Police blocked off the area near Bouquet, DeSoto and O'Hara streets.
Sweeping the building
Once police confirmed the two fatalities and took the injured to UPMC Presbyterian, they moved "nonessential" employees from Western Psych while others were allowed to stay to tend to patients. Then they began a methodical sweep of the facility.
The teams spent nearly three hours after the shootings going through the building floor by floor and unit by unit, checking for the well-being of staff and patients, for other injured people, and confirming that there was not another shooter, as had been rumored. In some of the locked units, police had to determine whether those inside were safe.
Evacuation of staff and some patients, including children, continued until just before 4 p.m. Children, many of them shoeless, were carried by staff members and loaded into the back of an armored SWAT vehicle. Those who were not injured were taken to Petersen Events Center, where families were also directed to go.
Western Psych security
Mr. Ravenstahl said the shooter entered through a public area.
Security is normally very tight at Western Psych, according to those who work there. The facility at 3811 O'Hara St. is a 60-year-old building that is officially called Thomas Detre Hall, named after the late, former head of UPMC.

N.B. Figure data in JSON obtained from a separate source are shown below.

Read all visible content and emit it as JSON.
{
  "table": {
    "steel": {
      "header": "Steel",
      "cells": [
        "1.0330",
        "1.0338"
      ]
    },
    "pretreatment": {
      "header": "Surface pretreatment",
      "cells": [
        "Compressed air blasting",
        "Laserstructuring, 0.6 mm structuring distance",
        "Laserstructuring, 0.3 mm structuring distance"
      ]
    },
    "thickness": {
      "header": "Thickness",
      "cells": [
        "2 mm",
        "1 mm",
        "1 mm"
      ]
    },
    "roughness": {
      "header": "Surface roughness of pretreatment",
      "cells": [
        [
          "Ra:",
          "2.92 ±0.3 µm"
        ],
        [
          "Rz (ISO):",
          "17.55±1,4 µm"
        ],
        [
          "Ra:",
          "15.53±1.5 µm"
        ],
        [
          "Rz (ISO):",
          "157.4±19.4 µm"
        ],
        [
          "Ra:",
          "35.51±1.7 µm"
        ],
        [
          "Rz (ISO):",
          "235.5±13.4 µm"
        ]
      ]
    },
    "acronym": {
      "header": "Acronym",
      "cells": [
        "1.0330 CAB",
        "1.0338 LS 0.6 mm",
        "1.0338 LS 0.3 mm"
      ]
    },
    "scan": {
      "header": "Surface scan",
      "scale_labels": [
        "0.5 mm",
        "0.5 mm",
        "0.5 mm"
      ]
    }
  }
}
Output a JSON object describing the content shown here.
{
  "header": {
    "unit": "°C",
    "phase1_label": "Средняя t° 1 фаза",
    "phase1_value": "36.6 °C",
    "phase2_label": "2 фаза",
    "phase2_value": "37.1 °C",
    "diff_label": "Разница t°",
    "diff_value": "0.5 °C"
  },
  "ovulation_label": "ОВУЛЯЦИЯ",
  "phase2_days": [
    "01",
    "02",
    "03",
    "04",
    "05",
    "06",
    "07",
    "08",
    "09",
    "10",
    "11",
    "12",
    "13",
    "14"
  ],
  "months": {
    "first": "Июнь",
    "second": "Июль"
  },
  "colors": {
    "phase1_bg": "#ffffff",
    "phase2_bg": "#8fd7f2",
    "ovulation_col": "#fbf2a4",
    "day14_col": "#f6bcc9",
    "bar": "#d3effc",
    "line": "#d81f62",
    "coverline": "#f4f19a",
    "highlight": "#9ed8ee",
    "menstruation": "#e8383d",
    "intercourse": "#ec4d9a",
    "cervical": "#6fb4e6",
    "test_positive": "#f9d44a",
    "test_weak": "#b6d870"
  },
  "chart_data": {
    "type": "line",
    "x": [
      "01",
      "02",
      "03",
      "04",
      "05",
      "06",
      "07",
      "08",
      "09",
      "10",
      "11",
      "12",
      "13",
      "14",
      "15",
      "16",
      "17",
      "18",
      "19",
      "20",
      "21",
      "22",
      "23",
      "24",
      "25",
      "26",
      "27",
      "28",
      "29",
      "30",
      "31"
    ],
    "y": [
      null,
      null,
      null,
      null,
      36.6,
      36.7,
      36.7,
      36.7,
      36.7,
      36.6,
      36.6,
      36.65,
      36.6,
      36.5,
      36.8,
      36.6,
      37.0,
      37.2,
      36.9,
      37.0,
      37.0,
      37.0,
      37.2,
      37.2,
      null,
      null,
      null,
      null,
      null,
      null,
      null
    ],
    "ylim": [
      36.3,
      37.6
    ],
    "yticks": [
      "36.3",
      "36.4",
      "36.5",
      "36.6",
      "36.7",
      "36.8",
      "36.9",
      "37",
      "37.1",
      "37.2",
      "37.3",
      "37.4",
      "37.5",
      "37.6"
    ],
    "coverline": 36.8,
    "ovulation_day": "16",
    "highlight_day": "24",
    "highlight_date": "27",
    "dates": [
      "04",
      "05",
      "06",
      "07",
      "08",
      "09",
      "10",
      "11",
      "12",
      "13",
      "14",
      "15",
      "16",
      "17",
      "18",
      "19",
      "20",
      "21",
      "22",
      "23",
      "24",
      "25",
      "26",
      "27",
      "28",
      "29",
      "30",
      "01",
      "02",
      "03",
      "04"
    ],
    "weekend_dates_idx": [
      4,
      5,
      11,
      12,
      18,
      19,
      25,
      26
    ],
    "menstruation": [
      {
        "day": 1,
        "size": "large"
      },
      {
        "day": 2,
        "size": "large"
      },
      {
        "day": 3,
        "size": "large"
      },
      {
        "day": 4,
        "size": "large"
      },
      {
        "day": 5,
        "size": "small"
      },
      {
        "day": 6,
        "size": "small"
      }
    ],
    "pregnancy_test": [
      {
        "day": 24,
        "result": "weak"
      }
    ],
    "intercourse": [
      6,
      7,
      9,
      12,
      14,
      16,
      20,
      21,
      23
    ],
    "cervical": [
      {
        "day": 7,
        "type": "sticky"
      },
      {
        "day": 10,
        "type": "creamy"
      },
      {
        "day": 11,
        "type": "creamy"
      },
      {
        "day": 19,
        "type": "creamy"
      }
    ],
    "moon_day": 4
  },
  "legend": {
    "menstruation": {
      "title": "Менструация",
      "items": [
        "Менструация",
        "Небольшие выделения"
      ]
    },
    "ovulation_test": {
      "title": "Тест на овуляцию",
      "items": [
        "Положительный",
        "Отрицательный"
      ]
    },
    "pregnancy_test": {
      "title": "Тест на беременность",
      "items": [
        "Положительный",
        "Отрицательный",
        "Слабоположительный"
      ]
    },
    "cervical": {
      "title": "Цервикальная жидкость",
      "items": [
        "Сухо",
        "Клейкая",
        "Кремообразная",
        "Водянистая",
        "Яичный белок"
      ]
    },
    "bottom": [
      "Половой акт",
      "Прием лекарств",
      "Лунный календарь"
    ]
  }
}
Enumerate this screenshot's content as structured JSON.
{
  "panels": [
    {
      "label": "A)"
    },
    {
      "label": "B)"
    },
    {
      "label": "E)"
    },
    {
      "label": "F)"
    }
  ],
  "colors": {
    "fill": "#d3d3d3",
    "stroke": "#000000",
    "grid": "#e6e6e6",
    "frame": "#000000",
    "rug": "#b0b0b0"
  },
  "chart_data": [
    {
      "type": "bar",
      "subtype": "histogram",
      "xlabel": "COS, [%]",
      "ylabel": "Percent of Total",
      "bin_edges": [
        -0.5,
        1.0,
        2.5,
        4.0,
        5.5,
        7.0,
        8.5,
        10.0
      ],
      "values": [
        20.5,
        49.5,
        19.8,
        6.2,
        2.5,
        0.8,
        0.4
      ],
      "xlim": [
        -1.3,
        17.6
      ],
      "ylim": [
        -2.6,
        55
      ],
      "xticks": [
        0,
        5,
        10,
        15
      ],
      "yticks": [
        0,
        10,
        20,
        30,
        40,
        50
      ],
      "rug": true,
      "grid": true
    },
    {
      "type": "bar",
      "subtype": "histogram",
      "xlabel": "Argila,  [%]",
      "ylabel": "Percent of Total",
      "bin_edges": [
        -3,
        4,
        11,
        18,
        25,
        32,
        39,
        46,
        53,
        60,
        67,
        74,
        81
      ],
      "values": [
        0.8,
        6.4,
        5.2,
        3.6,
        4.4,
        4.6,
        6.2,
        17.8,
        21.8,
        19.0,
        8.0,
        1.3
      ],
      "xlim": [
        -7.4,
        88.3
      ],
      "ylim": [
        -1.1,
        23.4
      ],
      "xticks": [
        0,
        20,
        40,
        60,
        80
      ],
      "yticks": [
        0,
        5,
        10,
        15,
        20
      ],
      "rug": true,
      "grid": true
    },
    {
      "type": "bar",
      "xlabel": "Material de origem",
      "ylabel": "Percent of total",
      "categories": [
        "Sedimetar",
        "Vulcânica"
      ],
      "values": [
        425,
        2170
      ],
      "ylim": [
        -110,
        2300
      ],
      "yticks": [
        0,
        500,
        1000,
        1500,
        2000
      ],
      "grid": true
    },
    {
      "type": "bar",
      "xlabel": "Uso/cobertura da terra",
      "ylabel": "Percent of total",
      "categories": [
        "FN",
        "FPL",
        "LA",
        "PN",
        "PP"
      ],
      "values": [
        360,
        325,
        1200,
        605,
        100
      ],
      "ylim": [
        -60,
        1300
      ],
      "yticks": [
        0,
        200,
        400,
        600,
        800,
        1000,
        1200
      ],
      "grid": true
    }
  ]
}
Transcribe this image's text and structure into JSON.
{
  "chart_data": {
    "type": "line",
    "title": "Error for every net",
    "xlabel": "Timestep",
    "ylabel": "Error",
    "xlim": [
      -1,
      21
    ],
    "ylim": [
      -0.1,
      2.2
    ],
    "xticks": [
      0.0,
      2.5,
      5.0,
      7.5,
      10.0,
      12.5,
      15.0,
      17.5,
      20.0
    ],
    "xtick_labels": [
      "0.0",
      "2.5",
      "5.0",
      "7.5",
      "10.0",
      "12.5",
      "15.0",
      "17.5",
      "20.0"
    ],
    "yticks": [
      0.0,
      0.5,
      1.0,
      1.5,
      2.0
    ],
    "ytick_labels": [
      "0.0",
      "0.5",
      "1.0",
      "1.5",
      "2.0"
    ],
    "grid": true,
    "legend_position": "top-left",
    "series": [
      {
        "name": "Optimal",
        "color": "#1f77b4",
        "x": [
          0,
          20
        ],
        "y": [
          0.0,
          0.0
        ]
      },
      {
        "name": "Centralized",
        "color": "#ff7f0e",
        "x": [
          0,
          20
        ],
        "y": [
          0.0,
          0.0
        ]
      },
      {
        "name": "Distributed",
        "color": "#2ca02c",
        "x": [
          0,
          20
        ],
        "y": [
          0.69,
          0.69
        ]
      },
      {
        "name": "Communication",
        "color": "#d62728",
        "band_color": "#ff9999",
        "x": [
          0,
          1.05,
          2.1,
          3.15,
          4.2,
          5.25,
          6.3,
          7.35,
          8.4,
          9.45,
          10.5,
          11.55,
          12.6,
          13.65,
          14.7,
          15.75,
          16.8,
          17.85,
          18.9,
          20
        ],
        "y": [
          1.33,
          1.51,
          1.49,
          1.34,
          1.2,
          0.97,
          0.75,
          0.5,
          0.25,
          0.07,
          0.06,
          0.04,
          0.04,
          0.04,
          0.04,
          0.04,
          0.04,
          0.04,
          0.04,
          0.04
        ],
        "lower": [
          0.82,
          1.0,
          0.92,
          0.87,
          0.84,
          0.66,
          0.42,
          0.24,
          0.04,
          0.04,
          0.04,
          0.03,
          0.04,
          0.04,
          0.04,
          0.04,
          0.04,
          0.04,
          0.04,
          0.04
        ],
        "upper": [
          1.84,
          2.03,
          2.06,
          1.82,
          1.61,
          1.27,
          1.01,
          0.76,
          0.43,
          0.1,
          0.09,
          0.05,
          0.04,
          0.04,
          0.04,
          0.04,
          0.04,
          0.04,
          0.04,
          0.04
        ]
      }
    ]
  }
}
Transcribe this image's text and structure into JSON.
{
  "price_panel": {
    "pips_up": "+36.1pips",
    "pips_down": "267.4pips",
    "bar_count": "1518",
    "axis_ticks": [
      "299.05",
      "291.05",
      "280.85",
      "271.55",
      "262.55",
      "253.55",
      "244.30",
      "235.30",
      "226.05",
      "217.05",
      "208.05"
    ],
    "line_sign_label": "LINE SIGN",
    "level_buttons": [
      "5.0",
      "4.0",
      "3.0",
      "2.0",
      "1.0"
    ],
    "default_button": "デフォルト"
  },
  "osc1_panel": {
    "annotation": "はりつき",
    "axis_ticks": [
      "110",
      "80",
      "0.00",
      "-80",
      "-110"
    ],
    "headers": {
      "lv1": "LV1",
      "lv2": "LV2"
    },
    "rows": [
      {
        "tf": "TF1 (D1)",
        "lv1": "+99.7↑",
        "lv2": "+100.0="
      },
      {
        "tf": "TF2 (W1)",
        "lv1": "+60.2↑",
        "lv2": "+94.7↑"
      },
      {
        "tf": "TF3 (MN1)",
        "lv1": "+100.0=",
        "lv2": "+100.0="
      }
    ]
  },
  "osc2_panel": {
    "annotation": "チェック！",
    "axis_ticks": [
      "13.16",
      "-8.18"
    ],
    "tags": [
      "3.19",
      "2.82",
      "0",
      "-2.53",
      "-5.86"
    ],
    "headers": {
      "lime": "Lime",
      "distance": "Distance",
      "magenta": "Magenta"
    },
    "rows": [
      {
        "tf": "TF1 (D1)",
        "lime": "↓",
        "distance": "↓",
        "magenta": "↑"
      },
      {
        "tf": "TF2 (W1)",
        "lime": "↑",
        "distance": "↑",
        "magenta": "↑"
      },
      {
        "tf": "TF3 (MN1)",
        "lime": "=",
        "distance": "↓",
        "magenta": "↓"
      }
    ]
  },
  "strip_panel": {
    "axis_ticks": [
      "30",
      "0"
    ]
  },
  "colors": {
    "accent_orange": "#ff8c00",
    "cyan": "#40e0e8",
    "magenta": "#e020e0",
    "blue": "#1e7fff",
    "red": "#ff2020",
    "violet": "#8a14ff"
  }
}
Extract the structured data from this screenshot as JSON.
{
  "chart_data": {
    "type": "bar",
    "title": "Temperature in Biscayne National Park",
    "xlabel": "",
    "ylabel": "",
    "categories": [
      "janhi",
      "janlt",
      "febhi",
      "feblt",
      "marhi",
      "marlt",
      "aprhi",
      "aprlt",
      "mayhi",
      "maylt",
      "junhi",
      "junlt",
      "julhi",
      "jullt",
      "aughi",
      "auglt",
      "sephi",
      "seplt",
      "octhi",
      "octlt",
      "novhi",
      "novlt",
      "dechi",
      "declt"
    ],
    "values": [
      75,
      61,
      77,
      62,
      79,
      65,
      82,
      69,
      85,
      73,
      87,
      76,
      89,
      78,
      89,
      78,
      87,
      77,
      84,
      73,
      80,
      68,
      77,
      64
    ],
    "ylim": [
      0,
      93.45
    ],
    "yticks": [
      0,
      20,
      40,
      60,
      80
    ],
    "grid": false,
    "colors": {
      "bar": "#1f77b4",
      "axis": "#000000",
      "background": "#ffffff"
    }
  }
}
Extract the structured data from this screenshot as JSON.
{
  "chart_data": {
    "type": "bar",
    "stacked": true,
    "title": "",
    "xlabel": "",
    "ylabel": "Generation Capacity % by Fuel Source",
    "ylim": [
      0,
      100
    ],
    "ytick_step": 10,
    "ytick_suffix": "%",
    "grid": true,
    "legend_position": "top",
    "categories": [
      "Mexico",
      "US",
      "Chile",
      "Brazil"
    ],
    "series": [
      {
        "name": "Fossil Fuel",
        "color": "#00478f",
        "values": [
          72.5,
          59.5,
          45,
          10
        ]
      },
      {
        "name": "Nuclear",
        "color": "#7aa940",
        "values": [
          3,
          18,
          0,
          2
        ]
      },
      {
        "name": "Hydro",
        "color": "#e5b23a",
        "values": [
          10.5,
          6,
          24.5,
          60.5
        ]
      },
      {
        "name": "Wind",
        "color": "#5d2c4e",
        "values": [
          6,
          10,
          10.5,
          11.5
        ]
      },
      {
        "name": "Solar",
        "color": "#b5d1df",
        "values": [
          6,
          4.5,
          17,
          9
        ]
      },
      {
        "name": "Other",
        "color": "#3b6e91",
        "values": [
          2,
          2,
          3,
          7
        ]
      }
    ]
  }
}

While it is most well-known as the home to the Western Psychiatric Institute and Clinic of UPMC, the building is owned by the Commonwealth of Pennsylvania. In addition to UPMC's psychiatric and research units, it also houses the University of Pittsburgh School of Medicine's Department of Psychiatry.
In it, the Western Psych portion of the building houses Western Pennsylvania's largest psychiatric facility, with 250 to 300 patients daily.
Although there are a number of locked units with very tight security, the lobby is open to the public and no security checks are done before entry.